Die kürzlich veröffentlichten PIAAC-Daten zeichnen ein unrühmliches Bild für die Schweiz: 30 Prozent der Wohnbevölkerung haben Mühe mit mindestens einer der drei gemessenen Grundkompetenzen Lesen, Schreiben und Problemlösen. Es besteht also enormer Förderbedarf und es sind längst nicht nur Personen mit niedrigem Bildungsstand betroffen.

Dem versucht die Schweiz bislang mit Fördermaßnahmen beizukommen. Dazu zählen die erfolgreich eingeführten Bildungsgutscheine   zur Förderung der Grundkompetenzen oder die Möglichkeit, niederschwellige Kurse im Betrieb anzubieten.

Unterstützung von Bund und Kantonen

Durch das Bundesgesetz von 2014 über die Weiterbildung (WeBiG) fördert das Staatssekretariat für Bildung, Forschung und Innovation SBFI den Erwerb und Erhalt von Grundkompetenzen Erwachsener. In der Förderperiode 2021–2024 haben dazu 21 Kantone eine Programmvereinbarung mit dem SBFI abgeschlossen und verdoppeln demnach die für diesen Zeitraum zur Verfügung stehenden Bundesbeiträge in der Höhe von 43 Millionen Franken.

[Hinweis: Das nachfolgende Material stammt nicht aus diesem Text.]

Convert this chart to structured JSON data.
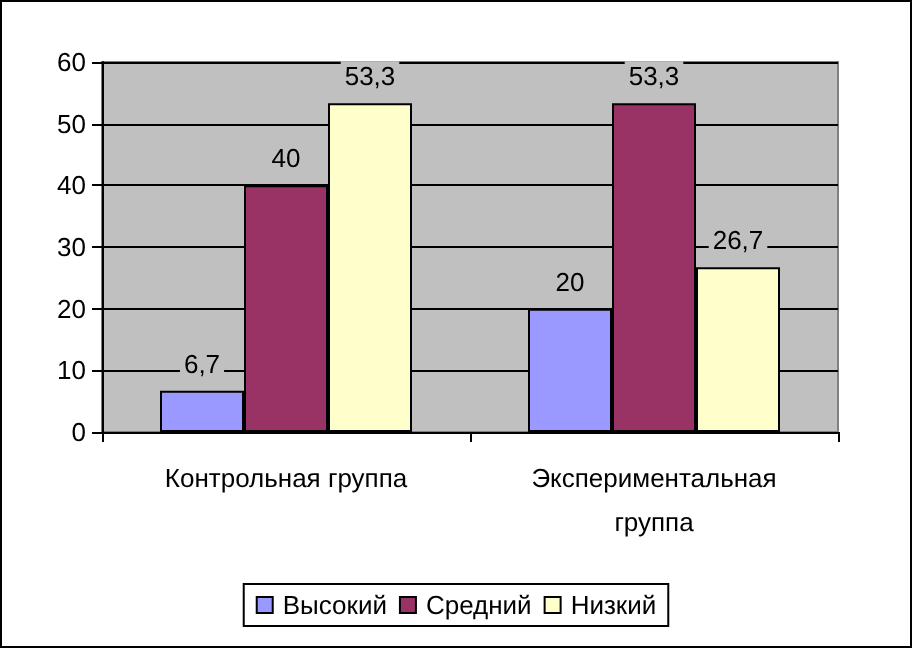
{
  "chart_data": {
    "type": "bar",
    "categories": [
      "Контрольная группа",
      "Экспериментальная группа"
    ],
    "series": [
      {
        "name": "Высокий",
        "color": "#9999ff",
        "values": [
          6.7,
          20
        ],
        "value_labels": [
          "6,7",
          "20"
        ]
      },
      {
        "name": "Средний",
        "color": "#993366",
        "values": [
          40,
          53.3
        ],
        "value_labels": [
          "40",
          "53,3"
        ]
      },
      {
        "name": "Низкий",
        "color": "#ffffcc",
        "values": [
          53.3,
          26.7
        ],
        "value_labels": [
          "53,3",
          "26,7"
        ]
      }
    ],
    "ylim": [
      0,
      60
    ],
    "yticks": [
      0,
      10,
      20,
      30,
      40,
      50,
      60
    ],
    "grid": "y",
    "legend": "bottom"
  }
}
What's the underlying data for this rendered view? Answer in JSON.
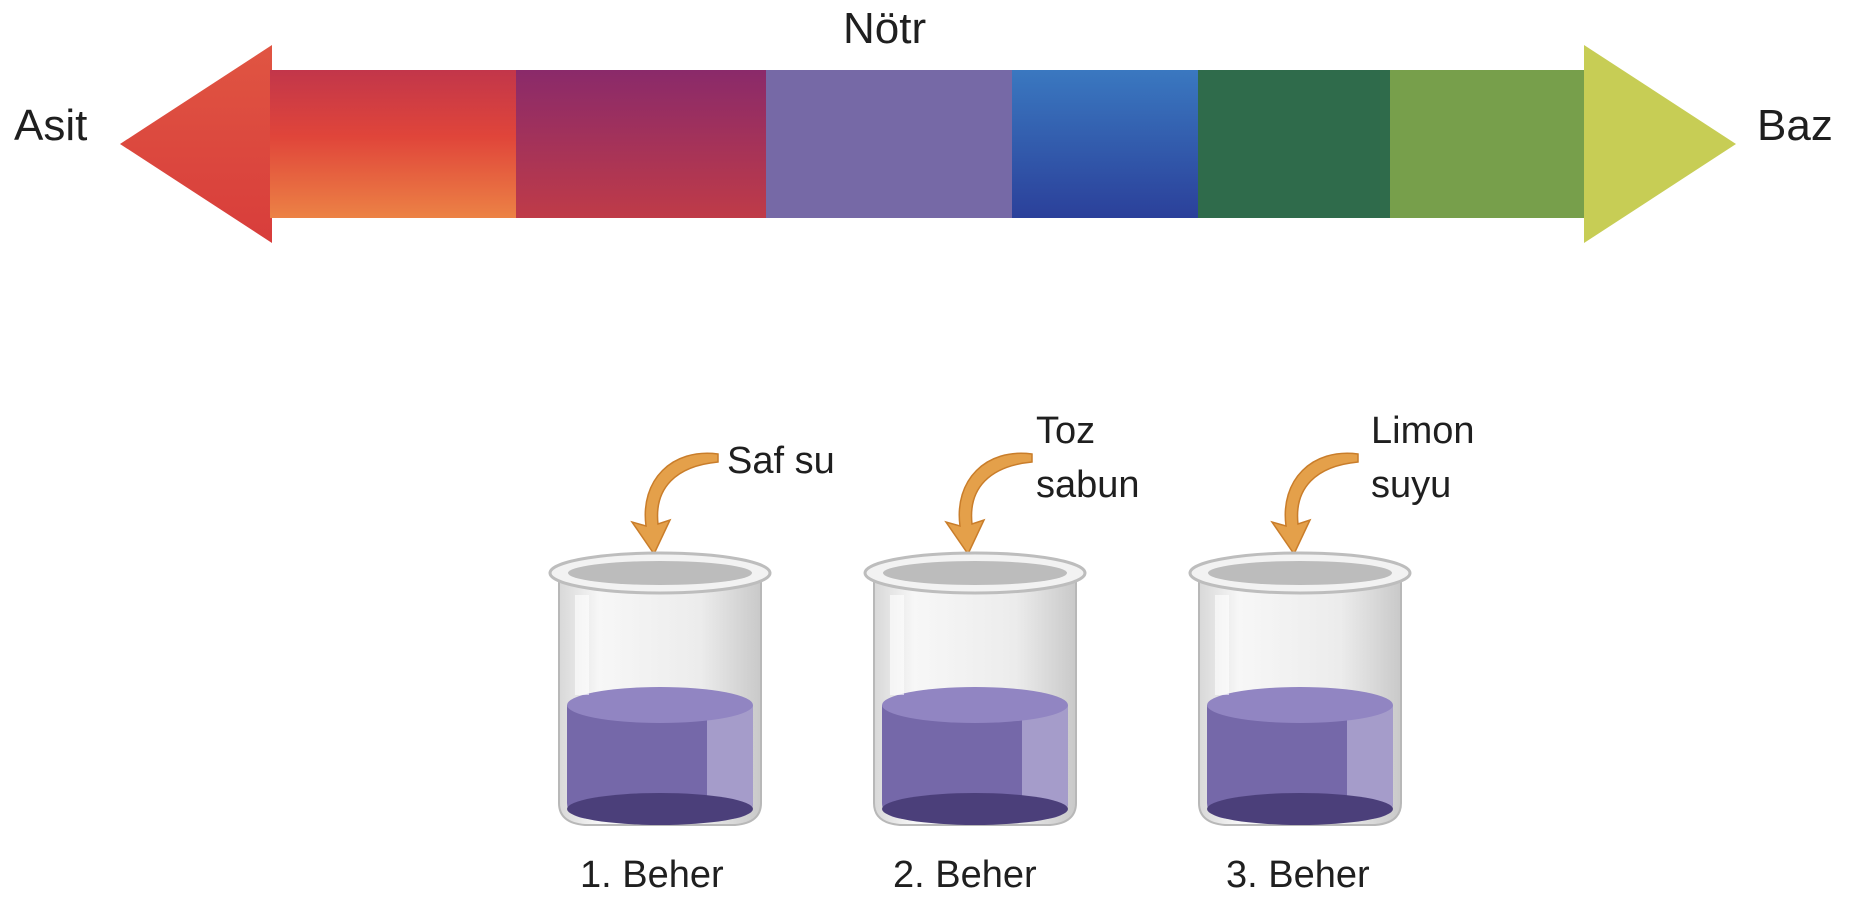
{
  "scale": {
    "acid_label": "Asit",
    "neutral_label": "Nötr",
    "base_label": "Baz",
    "colors": [
      "#e0453a",
      "#a3305f",
      "#7669a6",
      "#3058a4",
      "#2f6b4b",
      "#779f4b"
    ],
    "acid_arrow_color": "#dd4a3c",
    "base_arrow_color": "#c7cd55"
  },
  "beakers": [
    {
      "label": "1. Beher",
      "added": [
        "Saf su"
      ],
      "liquid_color": "#7568a9"
    },
    {
      "label": "2. Beher",
      "added": [
        "Toz",
        "sabun"
      ],
      "liquid_color": "#7568a9"
    },
    {
      "label": "3. Beher",
      "added": [
        "Limon",
        "suyu"
      ],
      "liquid_color": "#7568a9"
    }
  ]
}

Dank des Förderschwerpunkts «Einfach besser… am Arbeitsplatz» können Betriebe ihren Mitarbeiterinnen und Mitarbeitern mit Grundkompetenzbedarf Kurse maßschneidern lassen und sie so für die Herausforderungen am Arbeitsplatz vorbereiten. Diese Maßnahmen eröffnen Tausenden Personen den Zugang zu Weiterbildungen und tragen einen wichtigen Teil zur Chancengleichheit bei.

Doch die Bestrebungen sind nach einer überraschenden Kehrtwende des Bundesrats in Gefahr. 

Plötzlicher Kurswechsel

Zwar hatte die Exekutive noch beim Verabschieden der BFI-Botschaft im September 2024 die Förderung der Weiterbildung als strategische Priorität festgelegt. Und dabei betont, dass sich Kürzungen in der Weiterbildung in Folgekosten – etwa bei der Arbeitslosenversicherung und der Sozialhilfe – niederschlagen würden.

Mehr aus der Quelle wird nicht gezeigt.